青少年を対象にした著作権教育の受講者は、2009年100,924人、2010年315,827人、2011年345,415人と毎年増加しているが、全体の小中高の学生数に比較すると2009年1.36%、2010年4.36%、2011年4.94%の非常に低い割合となり、持続的な著作権教育の必要性が示された。

全体の小中高の学生数と著作権教育の受けた学生数

著作権産業

2009年韓国の著作権産業は、国内GDPの9.89%である105兆3,697億ウォンの付加価値を創出し、基幹著作産業の場合、GDPの3.51%である37兆4,340億ウォンを創出した。

期間著作権産業と全体の著作権産業の名目GDPの割合

2006年から2009年まで著作権産業の付加価値の年平均成長率は、7.3%であり、国内の実質GDPの年平均成長率(3.2%)を上回り、2倍以上成長した。

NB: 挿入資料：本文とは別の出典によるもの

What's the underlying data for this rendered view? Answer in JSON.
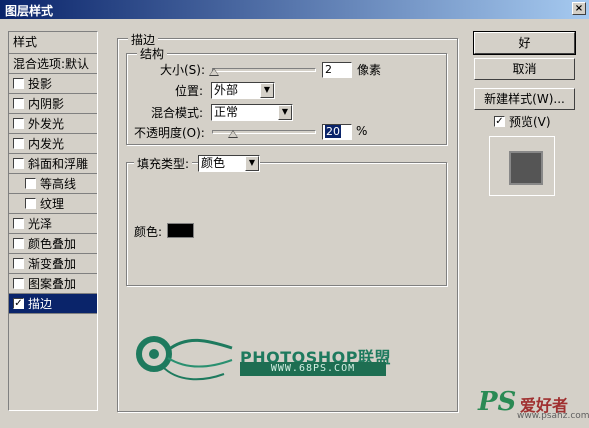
{
  "window": {
    "title": "图层样式",
    "close_glyph": "×"
  },
  "styles": {
    "header": "样式",
    "blend_options": "混合选项:默认",
    "items": [
      {
        "label": "投影",
        "checked": false,
        "indent": false
      },
      {
        "label": "内阴影",
        "checked": false,
        "indent": false
      },
      {
        "label": "外发光",
        "checked": false,
        "indent": false
      },
      {
        "label": "内发光",
        "checked": false,
        "indent": false
      },
      {
        "label": "斜面和浮雕",
        "checked": false,
        "indent": false
      },
      {
        "label": "等高线",
        "checked": false,
        "indent": true
      },
      {
        "label": "纹理",
        "checked": false,
        "indent": true
      },
      {
        "label": "光泽",
        "checked": false,
        "indent": false
      },
      {
        "label": "颜色叠加",
        "checked": false,
        "indent": false
      },
      {
        "label": "渐变叠加",
        "checked": false,
        "indent": false
      },
      {
        "label": "图案叠加",
        "checked": false,
        "indent": false
      },
      {
        "label": "描边",
        "checked": true,
        "indent": false,
        "selected": true
      }
    ],
    "check_glyph": "✓"
  },
  "stroke": {
    "group_title": "描边",
    "structure_title": "结构",
    "size_label": "大小(S):",
    "size_value": "2",
    "size_unit": "像素",
    "size_slider_fraction": 0.02,
    "position_label": "位置:",
    "position_value": "外部",
    "blend_label": "混合模式:",
    "blend_value": "正常",
    "opacity_label": "不透明度(O):",
    "opacity_value": "20",
    "opacity_unit": "%",
    "opacity_slider_fraction": 0.2,
    "fill_type_label": "填充类型:",
    "fill_type_value": "颜色",
    "color_label": "颜色:",
    "color_value": "#000000"
  },
  "buttons": {
    "ok": "好",
    "cancel": "取消",
    "new_style": "新建样式(W)...",
    "preview_label": "预览(V)",
    "preview_checked": true
  },
  "branding": {
    "logo_text": "PHOTOSHOP联盟",
    "logo_url": "WWW.68PS.COM",
    "watermark_ps": "PS",
    "watermark_cn": "爱好者",
    "watermark_url": "www.psahz.com"
  },
  "colors": {
    "titlebar": "#0a246a",
    "selection": "#0a246a",
    "logo_green": "#1e7a5e"
  }
}
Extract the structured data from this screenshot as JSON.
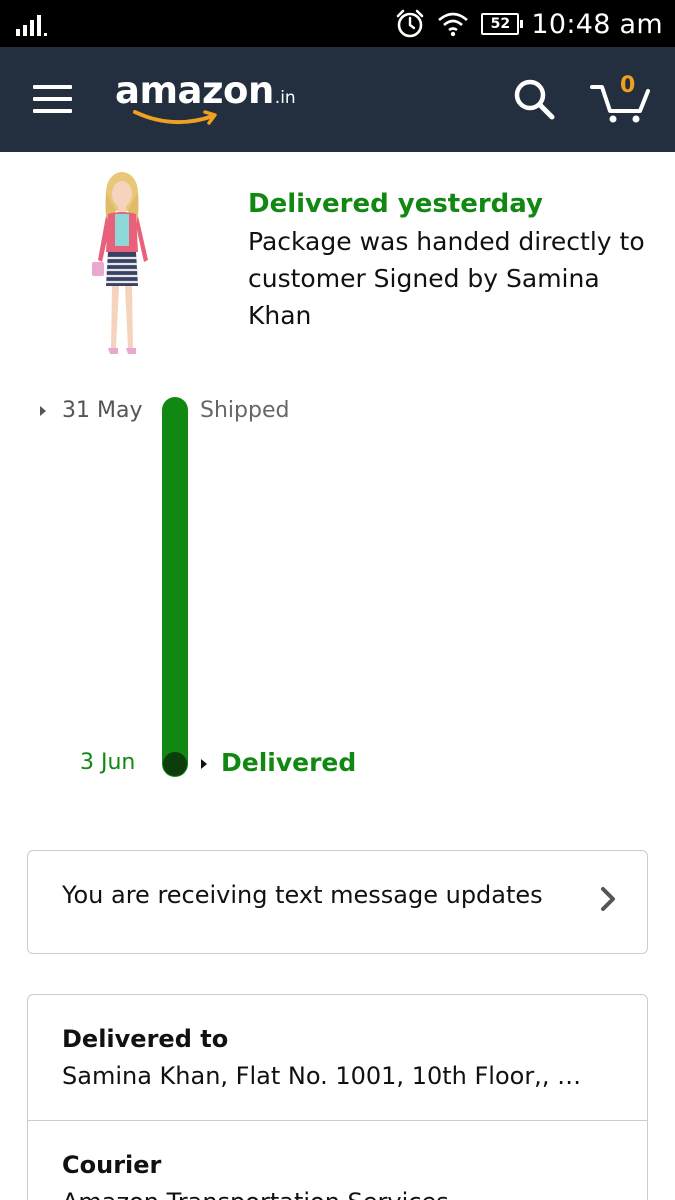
{
  "status_bar": {
    "time": "10:48 am",
    "battery": "52",
    "icons": [
      "signal-icon",
      "alarm-icon",
      "wifi-icon",
      "battery-icon"
    ]
  },
  "header": {
    "logo_word": "amazon",
    "logo_tld": ".in",
    "cart_count": "0",
    "icons": [
      "menu-icon",
      "search-icon",
      "cart-icon"
    ],
    "colors": {
      "bar": "#232f3e",
      "smile": "#f0a020"
    }
  },
  "delivery": {
    "status_title": "Delivered yesterday",
    "status_detail": "Package was handed directly to customer Signed by Samina Khan"
  },
  "timeline": {
    "start_date": "31 May",
    "start_label": "Shipped",
    "end_date": "3 Jun",
    "end_label": "Delivered",
    "progress": 1.0,
    "color": "#118811"
  },
  "sms_updates": {
    "text": "You are receiving text message updates"
  },
  "details": {
    "delivered_to_label": "Delivered to",
    "delivered_to_value": "Samina Khan, Flat No. 1001, 10th Floor,, …",
    "courier_label": "Courier",
    "courier_value": "Amazon Transportation Services"
  }
}
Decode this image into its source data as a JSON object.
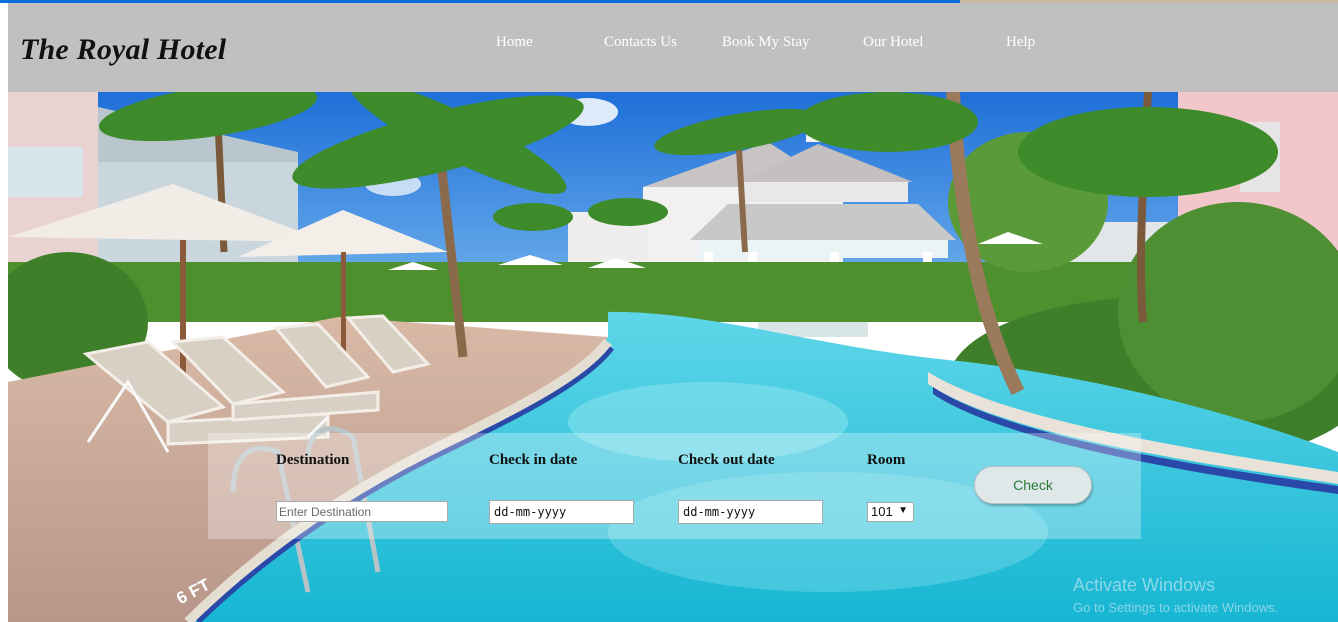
{
  "header": {
    "logo": "The Royal Hotel",
    "nav": [
      "Home",
      "Contacts Us",
      "Book My Stay",
      "Our Hotel",
      "Help"
    ]
  },
  "hero": {
    "image": "resort-pool-photo",
    "pool_marking": "6 FT"
  },
  "search": {
    "destination_label": "Destination",
    "destination_placeholder": "Enter Destination",
    "checkin_label": "Check in date",
    "checkin_value": "dd-mm-yyyy",
    "checkout_label": "Check out date",
    "checkout_value": "dd-mm-yyyy",
    "room_label": "Room",
    "room_value": "101",
    "room_caret": "▼",
    "check_label": "Check"
  },
  "watermark": {
    "title": "Activate Windows",
    "subtitle": "Go to Settings to activate Windows."
  },
  "colors": {
    "header_bg": "#c0c0c0",
    "pool": "#3cc8df",
    "button_text": "#2a7a3a"
  }
}
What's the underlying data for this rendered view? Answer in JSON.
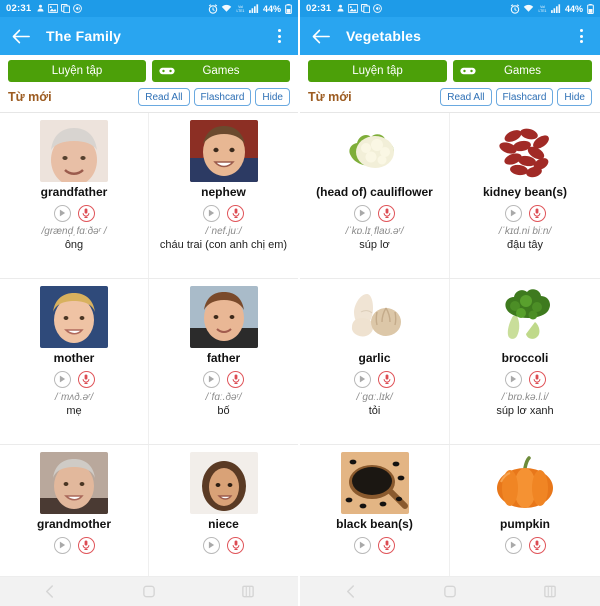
{
  "screens": [
    {
      "status": {
        "time": "02:31",
        "left_icons": [
          "person-data-icon",
          "image-icon",
          "copy-icon",
          "volume-icon"
        ],
        "right_icons": [
          "alarm-icon",
          "wifi-icon",
          "volte-icon",
          "signal-icon"
        ],
        "battery_text": "44%",
        "battery_icon": "battery-icon",
        "bg_color": "#1E9BE8"
      },
      "appbar": {
        "back_icon": "back-arrow-icon",
        "title": "The Family",
        "overflow_icon": "overflow-menu-icon",
        "bg_color": "#29A5F0"
      },
      "actions": {
        "practice_label": "Luyện tập",
        "games_label": "Games",
        "games_icon": "gamepad-icon",
        "color": "#4CA009"
      },
      "section": {
        "title": "Từ mới",
        "title_color": "#9C5B20",
        "pills": [
          "Read All",
          "Flashcard",
          "Hide"
        ]
      },
      "words": [
        {
          "word": "grandfather",
          "phonetic": "/ɡrænd̩ˌfɑːðəʳ /",
          "meaning": "ông",
          "image": "elderly-man-photo",
          "play_icon": "play-icon",
          "mic_icon": "microphone-icon"
        },
        {
          "word": "nephew",
          "phonetic": "/ˈnef.juː/",
          "meaning": "cháu trai (con anh chị em)",
          "image": "young-boy-photo",
          "play_icon": "play-icon",
          "mic_icon": "microphone-icon"
        },
        {
          "word": "mother",
          "phonetic": "/ˈmʌð.əʳ/",
          "meaning": "mẹ",
          "image": "woman-photo",
          "play_icon": "play-icon",
          "mic_icon": "microphone-icon"
        },
        {
          "word": "father",
          "phonetic": "/ˈfɑː.ðəʳ/",
          "meaning": "bố",
          "image": "man-photo",
          "play_icon": "play-icon",
          "mic_icon": "microphone-icon"
        },
        {
          "word": "grandmother",
          "phonetic": "",
          "meaning": "",
          "image": "elderly-woman-photo",
          "play_icon": "play-icon",
          "mic_icon": "microphone-icon"
        },
        {
          "word": "niece",
          "phonetic": "",
          "meaning": "",
          "image": "young-girl-photo",
          "play_icon": "play-icon",
          "mic_icon": "microphone-icon"
        }
      ],
      "navbar": [
        "back-nav-icon",
        "home-nav-icon",
        "recents-nav-icon"
      ]
    },
    {
      "status": {
        "time": "02:31",
        "left_icons": [
          "person-data-icon",
          "image-icon",
          "copy-icon",
          "volume-icon"
        ],
        "right_icons": [
          "alarm-icon",
          "wifi-icon",
          "volte-icon",
          "signal-icon"
        ],
        "battery_text": "44%",
        "battery_icon": "battery-icon",
        "bg_color": "#1E9BE8"
      },
      "appbar": {
        "back_icon": "back-arrow-icon",
        "title": "Vegetables",
        "overflow_icon": "overflow-menu-icon",
        "bg_color": "#29A5F0"
      },
      "actions": {
        "practice_label": "Luyện tập",
        "games_label": "Games",
        "games_icon": "gamepad-icon",
        "color": "#4CA009"
      },
      "section": {
        "title": "Từ mới",
        "title_color": "#9C5B20",
        "pills": [
          "Read All",
          "Flashcard",
          "Hide"
        ]
      },
      "words": [
        {
          "word": "(head of) cauliflower",
          "phonetic": "/ˈkɒ.lɪˌflaʊ.əʳ/",
          "meaning": "súp lơ",
          "image": "cauliflower-photo",
          "play_icon": "play-icon",
          "mic_icon": "microphone-icon"
        },
        {
          "word": "kidney bean(s)",
          "phonetic": "/ˈkɪd.ni biːn/",
          "meaning": "đậu tây",
          "image": "kidney-beans-photo",
          "play_icon": "play-icon",
          "mic_icon": "microphone-icon"
        },
        {
          "word": "garlic",
          "phonetic": "/ˈɡɑː.lɪk/",
          "meaning": "tỏi",
          "image": "garlic-photo",
          "play_icon": "play-icon",
          "mic_icon": "microphone-icon"
        },
        {
          "word": "broccoli",
          "phonetic": "/ˈbrɒ.kə.l.i/",
          "meaning": "súp lơ xanh",
          "image": "broccoli-photo",
          "play_icon": "play-icon",
          "mic_icon": "microphone-icon"
        },
        {
          "word": "black bean(s)",
          "phonetic": "",
          "meaning": "",
          "image": "black-beans-photo",
          "play_icon": "play-icon",
          "mic_icon": "microphone-icon"
        },
        {
          "word": "pumpkin",
          "phonetic": "",
          "meaning": "",
          "image": "pumpkin-photo",
          "play_icon": "play-icon",
          "mic_icon": "microphone-icon"
        }
      ],
      "navbar": [
        "back-nav-icon",
        "home-nav-icon",
        "recents-nav-icon"
      ]
    }
  ]
}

2009年著作権産業の雇用者数は、146万7千人と、韓国全体の産業就業者の6.24%を占めており、基幹著作産業は、67万人と2.58%を占めている。

著作権産業の付加価値の割合を国別に比較すると、韓国のGDPにおける著作権産業の割合(9.89%)は、米国(10.5%)と豪州(11.1%)などの先進国と同じ水準だが、基幹著作権産業の場合(3.51%)は、米国(6.36%)と豪州(7.3%)の半分程度の低いGDP貢献度となっている。